Chickadees are, like other parids, bold little birds, generally unafraid of humans or other larger creatures. They will often be the first birds to visit a newly-hung feeder, and, indeed, are quick to exploit new food sources in the wild as well, as they did with gall wasps imported to the U.S. in an attempt to control invasive knapweed. Chickadees are omnivorous food cachers, who will hide seeds and other foods to be eaten later. Studies of chickadees’ brains indicate that these birds are able to recall where they stashed food due to a very rapid example of neurogenesis in their hippocampus, a mechanism by which new brain cells are continually replacing old ones. Neurogenesis is important in flying birds, as large, stable brains would weigh them down to much.

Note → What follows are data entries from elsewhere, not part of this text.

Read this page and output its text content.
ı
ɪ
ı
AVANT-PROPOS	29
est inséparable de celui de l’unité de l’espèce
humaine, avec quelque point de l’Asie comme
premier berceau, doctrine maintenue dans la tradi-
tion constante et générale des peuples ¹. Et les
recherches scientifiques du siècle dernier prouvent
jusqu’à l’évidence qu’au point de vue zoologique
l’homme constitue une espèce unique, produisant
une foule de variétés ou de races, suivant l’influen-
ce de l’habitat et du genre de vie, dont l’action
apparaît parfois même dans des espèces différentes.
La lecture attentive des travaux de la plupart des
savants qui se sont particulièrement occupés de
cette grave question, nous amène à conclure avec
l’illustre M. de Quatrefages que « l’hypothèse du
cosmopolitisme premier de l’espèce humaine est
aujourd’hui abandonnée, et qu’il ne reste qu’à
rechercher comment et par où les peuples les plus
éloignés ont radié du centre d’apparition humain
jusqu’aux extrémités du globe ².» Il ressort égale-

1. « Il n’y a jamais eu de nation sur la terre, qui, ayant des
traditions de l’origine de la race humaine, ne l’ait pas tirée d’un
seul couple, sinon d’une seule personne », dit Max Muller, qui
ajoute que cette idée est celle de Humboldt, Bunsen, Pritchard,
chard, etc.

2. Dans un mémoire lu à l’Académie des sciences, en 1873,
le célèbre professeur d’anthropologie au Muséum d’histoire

“Chickadee” is an onomatopoeia of their song, a buzzy, startling “chka-dee-dee-dee-dee-dee”. Chickadee vocalizations are complex, some of the most complex communication of any non-human animal. For instance, they modify their alarm calls, used to signal the sighting of a predator or other potential threat, based on the size and nature of the threat. To science, they are Poecile atricapillus. The genus, whose type species is the marsh tit, takes its name from the ancient Greek name of some unidentified small bird (almost certainly not a marsh tit or any other member of the genus, as “ποικιλος” means “colorful”.) “Atricapillus” means “black-haired”.

The Search for the Seed Bandit | Katherine J. Wu, The Atlantic

In Panama, there lives a strange gymnosperm plant, which lives on the branches of other plants. It has large, heavy seeds which, left to themselves, will drop to the forest floor and never sprout. Researchers knew that something must be carrying these seeds through the forest canopy, but they weren’t sure what. So they set up some cameras.

Speaking in Whistles | Bob Holmes, Knowable Magazine

Throughout the world, where people live in  dense forests or far-flung mountains, they sometimes develop a whistled language, or a whistled version of a non-whistled language. This can be a real challenge when the root language is tonal, but it still happens.

Dust in the Wind | Virginia Gewin, Popular Science

“Dry lake beds represent the West’s largest single dust source. The Great Salt Lake is just the latest so-called terminal lake—a water body that doesn’t empty into the ocean—to go parched. The most infamous is California’s Owens Lake, whose primary tributary was diverted in 1913 to supply Los Angeles with water. By 1987, when the EPA first found the lake violated National Ambient Air Quality Standards for particulate matter, it was the largest PM10 source in the nation.”

An Urge To Create Honey | Martin Cahill, Clarkesworld

[FICTION] A human soldier is taken in by the hive-minded insectoid alien race he was sent to war with.